Ben Duckett sheds light on sordid Ashes incident that involved current bowling coach James Anderson as well.
Ben Duckett has lifted the lid on the incident that saw him sent home from Australia during the 2017-18 Ashes.
After pouring a drink over James Anderson, Duckett was sent home, but not before admitting that Anderson had thrown a drink over him first, feeling horrible, and urging Duckett to do the same.
Desperate to add to his four Test caps from tours of Bangladesh and India at the close of 2016, Duckett was a member of the Lions tour at the time. He was sent home with a fine and suspension from the ECB as a result of his indiscretion. By the end of 2018, he was back in the Lions lineup.
The incident happened at Perth’s Avenue Bar prior to the third Test match against Australia. England was down 2-0 and under close scrutiny for their off-field conduct. Prior to the series, Jonny Bairstow ‘greeted’ Cameron Bancroft at the bar by butting heads, a story that surfaced with erroneously malevolent connotations during the climax of England’s defeat at the Gabba in the first Test match. This incident had already made the venue famous on the tour.
After Ben Stokes was charged with affray in September of that year and found not guilty in 2018, the ECB was already on high alert before travelling to Australia. A midnight curfew that had been imposed after the Bairstow-Bancroft incident was made permanent after Duckett’s misdemeanour proved to be the last straw, but it has subsequently been loosened sporadically.
As an accomplished international seven years later, Duckett feels safe stating that he was not the instigator on that fatal night in Perth and that he believed his England career was finished. Anderson is now retired, but he still serves as a bowling consultant in the Test setup.

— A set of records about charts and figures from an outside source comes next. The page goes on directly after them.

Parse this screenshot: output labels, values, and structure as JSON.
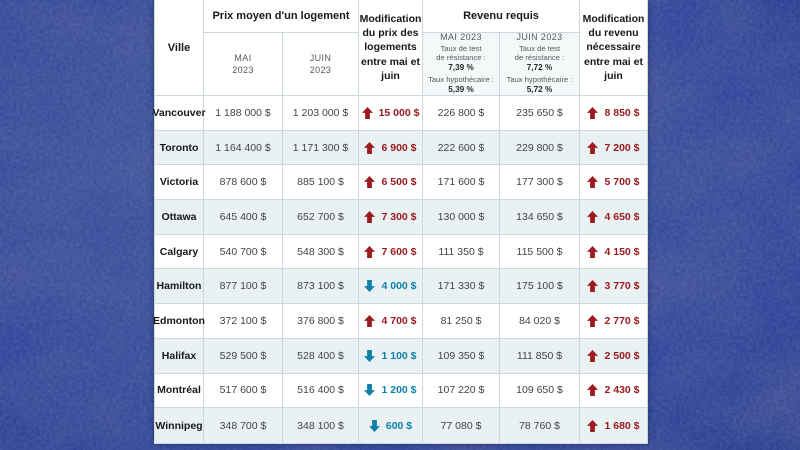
{
  "colors": {
    "up_red": "#9b1b20",
    "down_blue": "#0e81ab",
    "alt_row": "#e9f1f3",
    "grid_line": "#ccd8dc",
    "background_blue": "#35499a"
  },
  "header": {
    "city": "Ville",
    "price_group": "Prix moyen d'un logement",
    "price_may": {
      "line1": "MAI",
      "line2": "2023"
    },
    "price_june": {
      "line1": "JUIN",
      "line2": "2023"
    },
    "price_change": "Modification du prix des logements entre mai et juin",
    "income_group": "Revenu requis",
    "income_may": {
      "month": "MAI 2023",
      "stress_line1": "Taux de test",
      "stress_line2": "de résistance :",
      "stress_value": "7,39 %",
      "mortgage_label": "Taux hypothécaire :",
      "mortgage_value": "5,39 %"
    },
    "income_june": {
      "month": "JUIN 2023",
      "stress_line1": "Taux de test",
      "stress_line2": "de résistance :",
      "stress_value": "7,72 %",
      "mortgage_label": "Taux hypothécaire :",
      "mortgage_value": "5,72 %"
    },
    "income_change": "Modification du revenu nécessaire entre mai et juin"
  },
  "table": {
    "rows": [
      {
        "city": "Vancouver",
        "price_may": "1 188 000 $",
        "price_june": "1 203 000 $",
        "price_change": "15 000 $",
        "price_change_dir": "up",
        "income_may": "226 800 $",
        "income_june": "235 650 $",
        "income_change": "8 850 $",
        "income_change_dir": "up"
      },
      {
        "city": "Toronto",
        "price_may": "1 164 400 $",
        "price_june": "1 171 300 $",
        "price_change": "6 900 $",
        "price_change_dir": "up",
        "income_may": "222 600 $",
        "income_june": "229 800 $",
        "income_change": "7 200 $",
        "income_change_dir": "up"
      },
      {
        "city": "Victoria",
        "price_may": "878 600 $",
        "price_june": "885 100 $",
        "price_change": "6 500 $",
        "price_change_dir": "up",
        "income_may": "171 600 $",
        "income_june": "177 300 $",
        "income_change": "5 700 $",
        "income_change_dir": "up"
      },
      {
        "city": "Ottawa",
        "price_may": "645 400 $",
        "price_june": "652 700 $",
        "price_change": "7 300 $",
        "price_change_dir": "up",
        "income_may": "130 000 $",
        "income_june": "134 650 $",
        "income_change": "4 650 $",
        "income_change_dir": "up"
      },
      {
        "city": "Calgary",
        "price_may": "540 700 $",
        "price_june": "548 300 $",
        "price_change": "7 600 $",
        "price_change_dir": "up",
        "income_may": "111 350 $",
        "income_june": "115 500 $",
        "income_change": "4 150 $",
        "income_change_dir": "up"
      },
      {
        "city": "Hamilton",
        "price_may": "877 100 $",
        "price_june": "873 100 $",
        "price_change": "4 000 $",
        "price_change_dir": "down",
        "income_may": "171 330 $",
        "income_june": "175 100 $",
        "income_change": "3 770 $",
        "income_change_dir": "up"
      },
      {
        "city": "Edmonton",
        "price_may": "372 100 $",
        "price_june": "376 800 $",
        "price_change": "4 700 $",
        "price_change_dir": "up",
        "income_may": "81 250 $",
        "income_june": "84 020 $",
        "income_change": "2 770 $",
        "income_change_dir": "up"
      },
      {
        "city": "Halifax",
        "price_may": "529 500 $",
        "price_june": "528 400 $",
        "price_change": "1 100 $",
        "price_change_dir": "down",
        "income_may": "109 350 $",
        "income_june": "111 850 $",
        "income_change": "2 500 $",
        "income_change_dir": "up"
      },
      {
        "city": "Montréal",
        "price_may": "517 600 $",
        "price_june": "516 400 $",
        "price_change": "1 200 $",
        "price_change_dir": "down",
        "income_may": "107 220 $",
        "income_june": "109 650 $",
        "income_change": "2 430 $",
        "income_change_dir": "up"
      },
      {
        "city": "Winnipeg",
        "price_may": "348 700 $",
        "price_june": "348 100 $",
        "price_change": "600 $",
        "price_change_dir": "down",
        "income_may": "77 080 $",
        "income_june": "78 760 $",
        "income_change": "1 680 $",
        "income_change_dir": "up"
      }
    ]
  },
  "chart_data": {
    "type": "table",
    "title": "Prix moyen d'un logement et revenu requis, mai vs juin 2023",
    "stress_test_rate": {
      "may_2023": 7.39,
      "june_2023": 7.72
    },
    "mortgage_rate": {
      "may_2023": 5.39,
      "june_2023": 5.72
    },
    "columns": [
      "Ville",
      "Prix moyen MAI 2023 ($)",
      "Prix moyen JUIN 2023 ($)",
      "Modification du prix ($)",
      "Revenu requis MAI 2023 ($)",
      "Revenu requis JUIN 2023 ($)",
      "Modification du revenu ($)"
    ],
    "rows": [
      [
        "Vancouver",
        1188000,
        1203000,
        15000,
        226800,
        235650,
        8850
      ],
      [
        "Toronto",
        1164400,
        1171300,
        6900,
        222600,
        229800,
        7200
      ],
      [
        "Victoria",
        878600,
        885100,
        6500,
        171600,
        177300,
        5700
      ],
      [
        "Ottawa",
        645400,
        652700,
        7300,
        130000,
        134650,
        4650
      ],
      [
        "Calgary",
        540700,
        548300,
        7600,
        111350,
        115500,
        4150
      ],
      [
        "Hamilton",
        877100,
        873100,
        -4000,
        171330,
        175100,
        3770
      ],
      [
        "Edmonton",
        372100,
        376800,
        4700,
        81250,
        84020,
        2770
      ],
      [
        "Halifax",
        529500,
        528400,
        -1100,
        109350,
        111850,
        2500
      ],
      [
        "Montréal",
        517600,
        516400,
        -1200,
        107220,
        109650,
        2430
      ],
      [
        "Winnipeg",
        348700,
        348100,
        -600,
        77080,
        78760,
        1680
      ]
    ]
  }
}
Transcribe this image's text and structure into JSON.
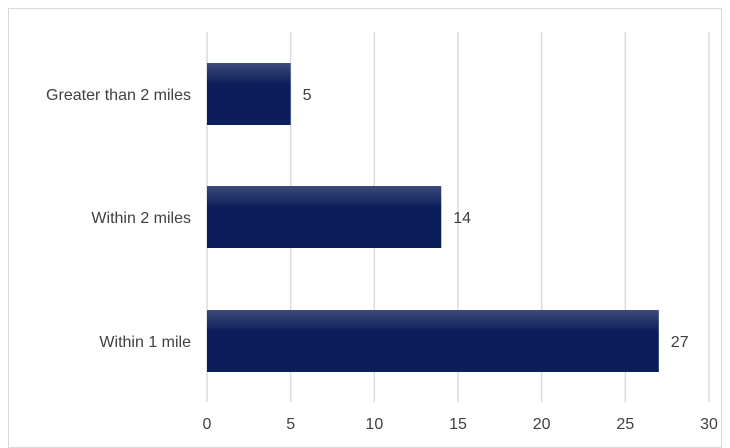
{
  "chart_data": {
    "type": "bar",
    "orientation": "horizontal",
    "categories": [
      "Greater than 2 miles",
      "Within 2 miles",
      "Within 1 mile"
    ],
    "values": [
      5,
      14,
      27
    ],
    "xlim": [
      0,
      30
    ],
    "xticks": [
      0,
      5,
      10,
      15,
      20,
      25,
      30
    ],
    "grid": true,
    "legend": "none",
    "bar_color_top": "#3d4a7a",
    "bar_color": "#0b1e5a",
    "grid_color": "#d9dae4",
    "text_color": "#404040"
  }
}
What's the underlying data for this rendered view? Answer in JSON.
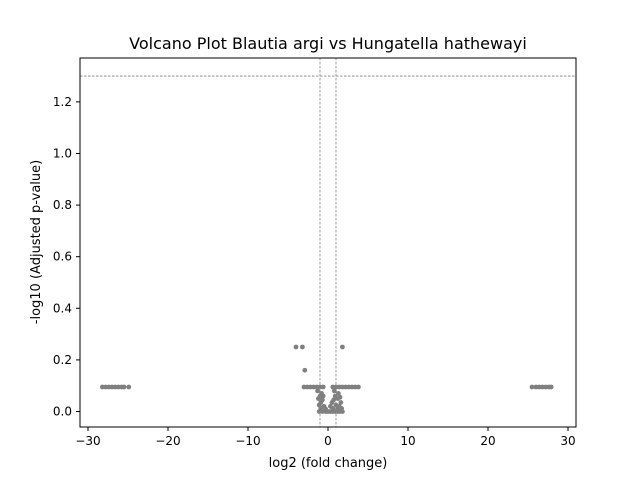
{
  "chart_data": {
    "type": "scatter",
    "title": "Volcano Plot Blautia argi vs Hungatella hathewayi",
    "xlabel": "log2 (fold change)",
    "ylabel": "-log10 (Adjusted p-value)",
    "xlim": [
      -31,
      31
    ],
    "ylim": [
      -0.06,
      1.37
    ],
    "x_ticks": [
      -30,
      -20,
      -10,
      0,
      10,
      20,
      30
    ],
    "x_tick_labels": [
      "−30",
      "−20",
      "−10",
      "0",
      "10",
      "20",
      "30"
    ],
    "y_ticks": [
      0.0,
      0.2,
      0.4,
      0.6,
      0.8,
      1.0,
      1.2
    ],
    "y_tick_labels": [
      "0.0",
      "0.2",
      "0.4",
      "0.6",
      "0.8",
      "1.0",
      "1.2"
    ],
    "grid": false,
    "point_color": "#808080",
    "threshold_color": "#808080",
    "threshold_lines": {
      "vertical": [
        -1,
        1
      ],
      "horizontal": [
        1.3
      ]
    },
    "series": [
      {
        "values": [
          {
            "x": -4.0,
            "y": 0.25
          },
          {
            "x": -3.2,
            "y": 0.25
          },
          {
            "x": 1.8,
            "y": 0.25
          },
          {
            "x": -2.9,
            "y": 0.16
          },
          {
            "x": -28.2,
            "y": 0.095
          },
          {
            "x": -27.8,
            "y": 0.095
          },
          {
            "x": -27.4,
            "y": 0.095
          },
          {
            "x": -27.0,
            "y": 0.095
          },
          {
            "x": -26.6,
            "y": 0.095
          },
          {
            "x": -26.2,
            "y": 0.095
          },
          {
            "x": -25.8,
            "y": 0.095
          },
          {
            "x": -25.5,
            "y": 0.095
          },
          {
            "x": -24.9,
            "y": 0.095
          },
          {
            "x": 25.5,
            "y": 0.095
          },
          {
            "x": 26.0,
            "y": 0.095
          },
          {
            "x": 26.4,
            "y": 0.095
          },
          {
            "x": 26.8,
            "y": 0.095
          },
          {
            "x": 27.2,
            "y": 0.095
          },
          {
            "x": 27.6,
            "y": 0.095
          },
          {
            "x": 27.9,
            "y": 0.095
          },
          {
            "x": -3.0,
            "y": 0.095
          },
          {
            "x": -2.6,
            "y": 0.095
          },
          {
            "x": -2.2,
            "y": 0.095
          },
          {
            "x": -1.8,
            "y": 0.095
          },
          {
            "x": -1.4,
            "y": 0.095
          },
          {
            "x": -1.0,
            "y": 0.095
          },
          {
            "x": -0.6,
            "y": 0.095
          },
          {
            "x": 0.6,
            "y": 0.095
          },
          {
            "x": 1.0,
            "y": 0.095
          },
          {
            "x": 1.4,
            "y": 0.095
          },
          {
            "x": 1.8,
            "y": 0.095
          },
          {
            "x": 2.2,
            "y": 0.095
          },
          {
            "x": 2.6,
            "y": 0.095
          },
          {
            "x": 3.0,
            "y": 0.095
          },
          {
            "x": 3.4,
            "y": 0.095
          },
          {
            "x": 3.8,
            "y": 0.095
          },
          {
            "x": -1.3,
            "y": 0.08
          },
          {
            "x": -0.8,
            "y": 0.07
          },
          {
            "x": 0.8,
            "y": 0.08
          },
          {
            "x": 1.3,
            "y": 0.07
          },
          {
            "x": -1.0,
            "y": 0.06
          },
          {
            "x": -0.6,
            "y": 0.06
          },
          {
            "x": 0.9,
            "y": 0.06
          },
          {
            "x": 1.5,
            "y": 0.055
          },
          {
            "x": -1.2,
            "y": 0.05
          },
          {
            "x": -0.7,
            "y": 0.045
          },
          {
            "x": 0.7,
            "y": 0.045
          },
          {
            "x": 1.2,
            "y": 0.05
          },
          {
            "x": -0.9,
            "y": 0.035
          },
          {
            "x": 0.5,
            "y": 0.035
          },
          {
            "x": 1.6,
            "y": 0.035
          },
          {
            "x": -1.1,
            "y": 0.025
          },
          {
            "x": -0.5,
            "y": 0.02
          },
          {
            "x": 0.3,
            "y": 0.02
          },
          {
            "x": 1.0,
            "y": 0.025
          },
          {
            "x": 1.4,
            "y": 0.02
          },
          {
            "x": -0.9,
            "y": 0.012
          },
          {
            "x": -0.3,
            "y": 0.01
          },
          {
            "x": 0.6,
            "y": 0.012
          },
          {
            "x": 1.2,
            "y": 0.01
          },
          {
            "x": 1.7,
            "y": 0.012
          },
          {
            "x": -1.1,
            "y": 0.0
          },
          {
            "x": -0.7,
            "y": 0.0
          },
          {
            "x": -0.3,
            "y": 0.0
          },
          {
            "x": 0.0,
            "y": 0.0
          },
          {
            "x": 0.3,
            "y": 0.0
          },
          {
            "x": 0.6,
            "y": 0.0
          },
          {
            "x": 0.9,
            "y": 0.0
          },
          {
            "x": 1.2,
            "y": 0.0
          },
          {
            "x": 1.5,
            "y": 0.0
          },
          {
            "x": 1.8,
            "y": 0.0
          }
        ]
      }
    ]
  }
}
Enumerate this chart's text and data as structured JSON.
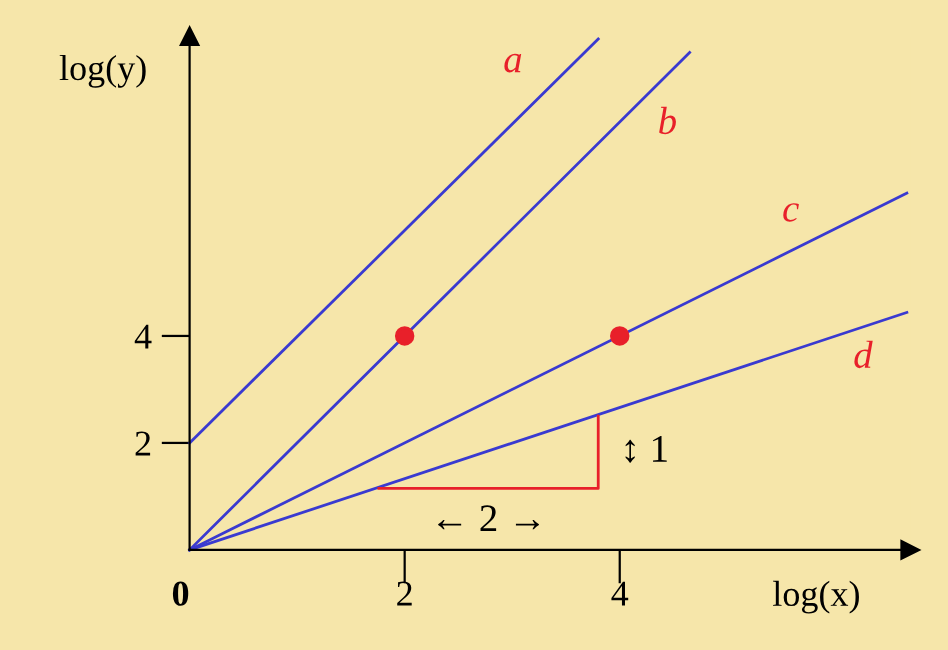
{
  "chart_data": {
    "type": "line",
    "xlabel": "log(x)",
    "ylabel": "log(y)",
    "xlim": [
      0,
      6.7
    ],
    "ylim": [
      0,
      9.6
    ],
    "xticks": [
      0,
      2,
      4
    ],
    "yticks": [
      2,
      4
    ],
    "grid": false,
    "legend": false,
    "line_style": "solid",
    "series": [
      {
        "name": "a",
        "color": "#3a3ad0",
        "x": [
          0,
          3.8
        ],
        "values": [
          2,
          9.55
        ]
      },
      {
        "name": "b",
        "color": "#3a3ad0",
        "x": [
          0,
          4.65
        ],
        "values": [
          0,
          9.3
        ]
      },
      {
        "name": "c",
        "color": "#3a3ad0",
        "x": [
          0,
          6.67
        ],
        "values": [
          0,
          6.67
        ]
      },
      {
        "name": "d",
        "color": "#3a3ad0",
        "x": [
          0,
          6.67
        ],
        "values": [
          0,
          4.44
        ]
      },
      {
        "type": "line",
        "color": "#e8202a",
        "x": [
          1.76,
          3.8,
          3.8
        ],
        "values": [
          1.15,
          1.15,
          2.5
        ]
      },
      {
        "type": "scatter",
        "marker": "circle",
        "color": "#e8202a",
        "x": [
          2,
          4
        ],
        "values": [
          4,
          4
        ]
      }
    ],
    "annotations": [
      "↕ 1",
      "← 2 →"
    ]
  }
}
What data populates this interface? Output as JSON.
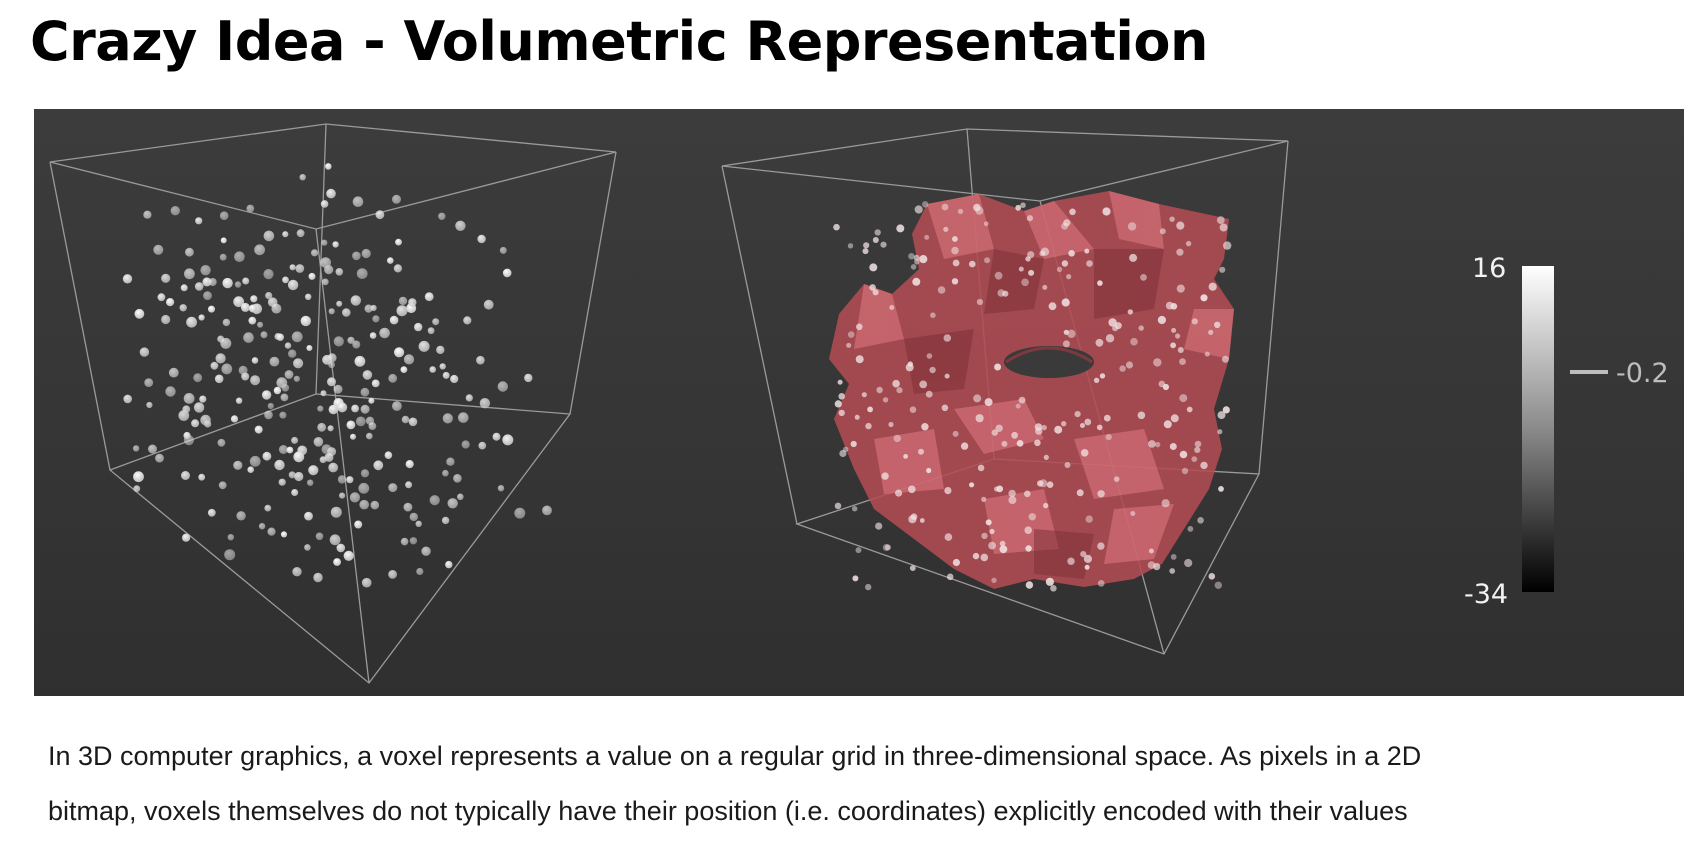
{
  "slide": {
    "title": "Crazy Idea - Volumetric Representation",
    "caption_lines": [
      "In 3D computer graphics, a voxel represents a value on a regular grid in three-dimensional space. As pixels in a 2D",
      "bitmap, voxels themselves do not typically have their position (i.e. coordinates) explicitly encoded with their values"
    ]
  },
  "figure": {
    "panels": [
      "voxel-point-cloud",
      "isosurface-mesh"
    ],
    "colorbar": {
      "max_label": "16",
      "min_label": "-34",
      "marker_label": "-0.2",
      "max": 16,
      "min": -34,
      "marker_value": -0.2
    },
    "colors": {
      "background": "#383838",
      "cube_edges": "#9a9a9a",
      "points": "#e6e6e6",
      "surface": "#c85a62",
      "surface_highlight": "#e58a90"
    }
  }
}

“Jimmy actually threw a drink on me, but no one knows about that,” Duckett told The Final Word podcast. “And then said, ‘oh, we’re just messing around. You can just lob one on my head. That’s fine.’ Genuinely. So then I just poured one on his head. The security guard saw me from the ECB, who looks after us, and it filtered back.
“That was kind of basically the story. We carried on the rest of the night together, getting on well. That’s the story that’s got blown up. Then obviously when things start getting out in the media and everyone’s saying all this stuff, then everyone believes that like that. And as soon as a story or a headline’s out there, ‘well that’s what happened then’.
“But then you can’t really come out and say what I’ve just said. Because I’m a young lad trying to break into the England team. It’s one of the best ever England players, you know? And people didn’t really want to hear me.”